The steam birthing fog from two silver pots atop the stove.
The fog rising to the stainless-steel vacuum in the sky with a few particles escaping to blanket the kitchen with the smell of comfort.
One pot boiling with tomato soup, the other with earthy, alphabet pasta.

My bowl still hot when it arrives.
My spoon swirling all of the letters I have ever known.
The same chaos in the soup as in my mind.
Could I eat the words that would help me write this poem?

It so often feels like alphabet soup is all that resides inside the neurons and synapses that work so hard to make a rhyme.
Plunge the spoon and stir and take a bite, hopefully it will taste and sound all right.
I never realized words could taste so good.
Takes me back to no bills, nobody relying on me, when the world was excitingly unknown yet so knowable.

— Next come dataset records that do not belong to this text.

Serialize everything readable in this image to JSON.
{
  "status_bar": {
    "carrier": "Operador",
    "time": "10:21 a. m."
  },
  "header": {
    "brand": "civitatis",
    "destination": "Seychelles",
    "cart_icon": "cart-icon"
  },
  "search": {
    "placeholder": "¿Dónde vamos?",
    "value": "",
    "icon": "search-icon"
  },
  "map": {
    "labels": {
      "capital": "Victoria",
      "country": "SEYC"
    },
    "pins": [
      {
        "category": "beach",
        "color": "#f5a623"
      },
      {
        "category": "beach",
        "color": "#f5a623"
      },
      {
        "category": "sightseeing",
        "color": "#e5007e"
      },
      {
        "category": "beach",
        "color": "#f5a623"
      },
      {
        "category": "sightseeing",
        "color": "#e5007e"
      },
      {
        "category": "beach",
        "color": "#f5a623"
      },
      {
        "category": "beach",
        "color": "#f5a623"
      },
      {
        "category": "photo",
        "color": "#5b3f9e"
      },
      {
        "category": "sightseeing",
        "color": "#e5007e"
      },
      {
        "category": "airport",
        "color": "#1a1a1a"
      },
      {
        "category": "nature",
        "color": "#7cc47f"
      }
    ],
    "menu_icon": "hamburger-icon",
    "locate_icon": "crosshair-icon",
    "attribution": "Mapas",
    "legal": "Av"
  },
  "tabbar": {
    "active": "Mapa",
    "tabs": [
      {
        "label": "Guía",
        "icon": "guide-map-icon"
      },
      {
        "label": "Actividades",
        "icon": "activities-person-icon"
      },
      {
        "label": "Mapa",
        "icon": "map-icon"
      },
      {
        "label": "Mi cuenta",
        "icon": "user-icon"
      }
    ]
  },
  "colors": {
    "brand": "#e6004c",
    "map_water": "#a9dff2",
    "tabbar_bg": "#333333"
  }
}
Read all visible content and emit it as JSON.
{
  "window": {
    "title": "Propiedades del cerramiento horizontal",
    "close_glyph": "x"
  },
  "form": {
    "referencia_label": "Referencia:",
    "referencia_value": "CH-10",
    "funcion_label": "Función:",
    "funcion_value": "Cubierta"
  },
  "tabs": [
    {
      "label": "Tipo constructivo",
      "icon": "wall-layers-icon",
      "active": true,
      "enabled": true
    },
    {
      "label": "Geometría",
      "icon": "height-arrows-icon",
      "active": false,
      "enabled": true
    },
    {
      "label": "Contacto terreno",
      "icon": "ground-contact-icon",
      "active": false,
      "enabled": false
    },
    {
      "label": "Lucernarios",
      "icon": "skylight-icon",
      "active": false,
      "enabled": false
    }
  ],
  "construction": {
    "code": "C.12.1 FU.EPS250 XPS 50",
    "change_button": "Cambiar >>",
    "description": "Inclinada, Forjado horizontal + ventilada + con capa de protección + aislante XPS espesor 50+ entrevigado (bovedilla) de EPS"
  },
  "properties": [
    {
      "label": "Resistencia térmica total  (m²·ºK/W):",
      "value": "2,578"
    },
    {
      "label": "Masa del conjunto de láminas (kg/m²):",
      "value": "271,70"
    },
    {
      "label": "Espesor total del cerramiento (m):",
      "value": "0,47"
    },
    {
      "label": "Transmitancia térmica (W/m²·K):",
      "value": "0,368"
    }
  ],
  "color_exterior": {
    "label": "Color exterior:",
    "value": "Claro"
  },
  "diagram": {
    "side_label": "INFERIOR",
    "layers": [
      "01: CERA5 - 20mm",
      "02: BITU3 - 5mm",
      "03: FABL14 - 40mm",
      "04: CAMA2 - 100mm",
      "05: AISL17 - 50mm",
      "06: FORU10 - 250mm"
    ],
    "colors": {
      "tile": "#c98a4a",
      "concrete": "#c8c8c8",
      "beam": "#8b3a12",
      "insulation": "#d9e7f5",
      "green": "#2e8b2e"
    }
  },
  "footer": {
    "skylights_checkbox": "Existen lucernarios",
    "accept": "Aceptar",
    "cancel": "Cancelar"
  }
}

I wonder what it was like to be in the pasta meeting 
Where “pasta in the shape of letters” was suggested?
Was Shakespeare invited?
Were the ops leaders wondering what was wrong with elbows and spirals?

If I could only have a bowl of alphabet soup right now.
Would be more comfort than a soft couch and a warm blanket on an autumn afternoon.
Would be the world without awareness of wars or suffering.
Would be youth in the age of creaky joints.